In some cases, unilateral renal agenesis presents with other birth defects and problems with the:
- Urinary tract
- Stomach and intestines
Female patients are at increased risk of Mullerian duct abnormalities, leading to infertility and blocked menstrual flow. Herlyn-Werner-Wunderlich syndrome refers to unilateral renal agenesis combined with a blind hemivagina and uterus didelphys.
Epidemiology of Unilateral Renal Agenesis
The incidence of unilateral renal agenesis is approximately 1 in 2000. It is slightly more common in males than females, and 56% of URA cases affect the left side.
Etiology of Unilateral Renal Agenesis
Unilateral renal agenesis can be caused by genetic as well as maternal causes. The condition is associated with mutations in RET (10q11.2), BMP4 (14q22-q23), FRAS1 (4q21.21), FREM1 (9p22.3), or UPK3A (22q13.31), PAX2 (10q24.31), HNF1B (17q12), DSTYK (1q32) genes.
Other causative factors associated with unilateral renal agenesis include:
- Maternal diabetes
- Maternal obesity
- Young maternal age
- Maternal smoking
- Consumption of large amounts of alcohol during pregnancy
There is a high risk of hypertension, proteinuria, and renal insufficiency associated with unilateral renal agenesis.
Diagnosis of Unilateral Renal Agenesis
Diagnosis is made by ultrasonography showing an empty renal fossa and a solitary kidney that is larger than normal.

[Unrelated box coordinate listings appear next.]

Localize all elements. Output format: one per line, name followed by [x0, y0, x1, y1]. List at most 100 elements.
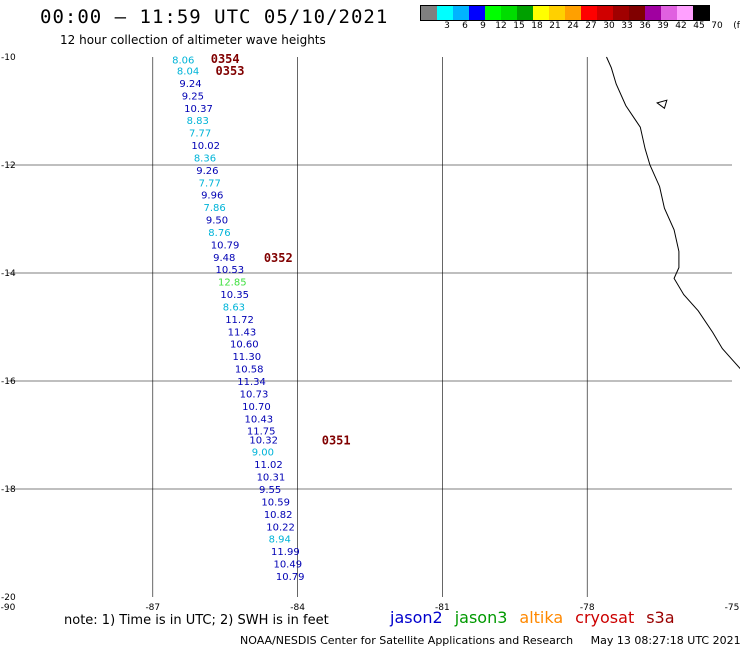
wave-height-label: 11.30 [232, 352, 261, 363]
legend-swatch [645, 6, 661, 20]
wave-height-label: 9.00 [252, 448, 274, 459]
wave-height-label: 10.79 [276, 572, 305, 583]
credit-text: NOAA/NESDIS Center for Satellite Applica… [240, 634, 574, 647]
legend-label: 33 [621, 21, 633, 31]
legend-label: 15 [513, 21, 525, 31]
x-tick-label: -75 [725, 603, 740, 613]
wave-height-label: 10.37 [184, 104, 213, 115]
color-scale-legend [420, 5, 710, 21]
x-tick-label: -78 [580, 603, 595, 613]
x-tick-label: -87 [145, 603, 160, 613]
wave-height-label: 10.73 [240, 389, 269, 400]
wave-height-label: 10.59 [261, 497, 290, 508]
wave-height-label: 10.02 [191, 141, 220, 152]
generation-timestamp: May 13 08:27:18 UTC 2021 [590, 634, 740, 647]
legend-swatch [485, 6, 501, 20]
wave-height-label: 8.63 [223, 302, 245, 313]
satellite-altika: altika [519, 608, 564, 627]
wave-height-label: 9.50 [206, 216, 228, 227]
y-tick-label: -18 [1, 485, 16, 495]
wave-height-label: 7.86 [203, 203, 225, 214]
legend-swatch [517, 6, 533, 20]
satellite-jason3: jason3 [454, 608, 508, 627]
legend-swatch [437, 6, 453, 20]
wave-height-label: 9.24 [179, 79, 201, 90]
wave-height-label: 10.58 [235, 365, 264, 376]
legend-swatch [597, 6, 613, 20]
legend-swatch [565, 6, 581, 20]
wave-height-label: 9.26 [196, 166, 218, 177]
wave-height-label: 11.99 [271, 547, 300, 558]
wave-height-label: 8.06 [172, 56, 194, 67]
legend-swatch [501, 6, 517, 20]
legend-label: 24 [567, 21, 579, 31]
legend-label: 36 [639, 21, 651, 31]
satellite-legend: jason2 jason3 altika cryosat s3a [390, 608, 687, 627]
legend-label: 21 [549, 21, 561, 31]
pass-time-label: 0353 [216, 64, 245, 78]
wave-height-label: 10.43 [245, 414, 274, 425]
wave-height-label: 10.22 [266, 522, 295, 533]
wave-height-label: 8.76 [208, 228, 230, 239]
wave-height-label: 10.53 [216, 265, 245, 276]
wave-height-label: 7.77 [189, 129, 211, 140]
wave-height-label: 10.79 [211, 240, 240, 251]
x-tick-label: -84 [290, 603, 305, 613]
map-subtitle: 12 hour collection of altimeter wave hei… [60, 33, 326, 47]
wave-height-label: 7.77 [199, 178, 221, 189]
wave-height-label: 9.55 [259, 485, 281, 496]
y-tick-label: -12 [1, 161, 16, 171]
pass-time-label: 0351 [322, 433, 351, 447]
legend-swatch [677, 6, 693, 20]
legend-label: 42 [675, 21, 687, 31]
footer-note: note: 1) Time is in UTC; 2) SWH is in fe… [64, 613, 329, 628]
x-tick-label: -90 [1, 603, 16, 613]
coastline [606, 56, 740, 370]
wave-height-label: 9.25 [182, 91, 204, 102]
legend-swatch [629, 6, 645, 20]
pass-time-label: 0354 [211, 52, 240, 66]
satellite-cryosat: cryosat [575, 608, 635, 627]
wave-height-label: 10.82 [264, 510, 293, 521]
pass-time-label: 0352 [264, 251, 293, 265]
legend-swatch [661, 6, 677, 20]
wave-height-label: 10.70 [242, 402, 271, 413]
wave-height-label: 10.60 [230, 340, 259, 351]
x-tick-label: -81 [435, 603, 450, 613]
wave-height-label: 10.49 [273, 560, 302, 571]
legend-label: 30 [603, 21, 615, 31]
satellite-s3a: s3a [646, 608, 675, 627]
wave-height-label: 12.85 [218, 278, 247, 289]
wave-height-label: 8.83 [187, 116, 209, 127]
wave-height-label: 8.36 [194, 153, 216, 164]
wave-height-label: 11.34 [237, 377, 266, 388]
legend-label: 45 [693, 21, 705, 31]
legend-label: 18 [531, 21, 543, 31]
legend-label: 6 [462, 21, 468, 31]
map-title: 00:00 – 11:59 UTC 05/10/2021 [40, 6, 389, 28]
wave-height-label: 10.35 [220, 290, 249, 301]
wave-height-label: 10.31 [257, 473, 286, 484]
island-outline [656, 99, 668, 110]
wave-height-label: 11.75 [247, 427, 276, 438]
wave-height-label: 8.94 [269, 535, 291, 546]
y-tick-label: -10 [1, 53, 16, 63]
satellite-jason2: jason2 [390, 608, 443, 627]
wave-height-label: 11.02 [254, 460, 283, 471]
y-tick-label: -16 [1, 377, 16, 387]
legend-swatch [693, 6, 709, 20]
y-tick-label: -20 [1, 593, 16, 603]
wave-height-label: 8.04 [177, 67, 199, 78]
legend-unit: (ft) [733, 21, 740, 31]
y-tick-label: -14 [1, 269, 16, 279]
legend-swatch [453, 6, 469, 20]
legend-swatch [613, 6, 629, 20]
legend-swatch [533, 6, 549, 20]
legend-swatch [469, 6, 485, 20]
legend-label: 12 [495, 21, 507, 31]
legend-swatch [549, 6, 565, 20]
wave-height-label: 9.96 [201, 191, 223, 202]
legend-label: 27 [585, 21, 597, 31]
wave-height-label: 11.72 [225, 315, 254, 326]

Vesicoureteral reflux is usually present in patients with unilateral agenesis, and it can be diagnosed with a voiding cystourethrogram. Urinalysis can detect proteinuria and other signs of urinary tract infections and measure GFR, urea, and electrolytes.
MRI can diagnose other non-urinary defects. Genetic tests may detect abnormalities related to an autosomal dominant gene.
Management and Treatment of Unilateral Renal Agenesis
Patients with unilateral renal agenesis require long-term follow up because they are at increased risk of hypertension and proteinuria. The solitary kidney should be monitored with kidney function tests such as urine analysis and glomerular filtration rate.
Prognosis of Unilateral Renal Agenesis
The prognosis is usually good for patients with unilateral renal agenesis. The risk of renal failure is rare and minimal. However, patients are prone to develop hypertension and proteinuria.
Prevention of Unilateral Renal Agenesis
The exact cause of unilateral renal agenesis is unknown, so genetic factors cannot be avoided. However, maternal factors leading to unilateral renal ageneses, like maternal smoking and binge drinking, can be avoided or modified to lower the risk to the fetus.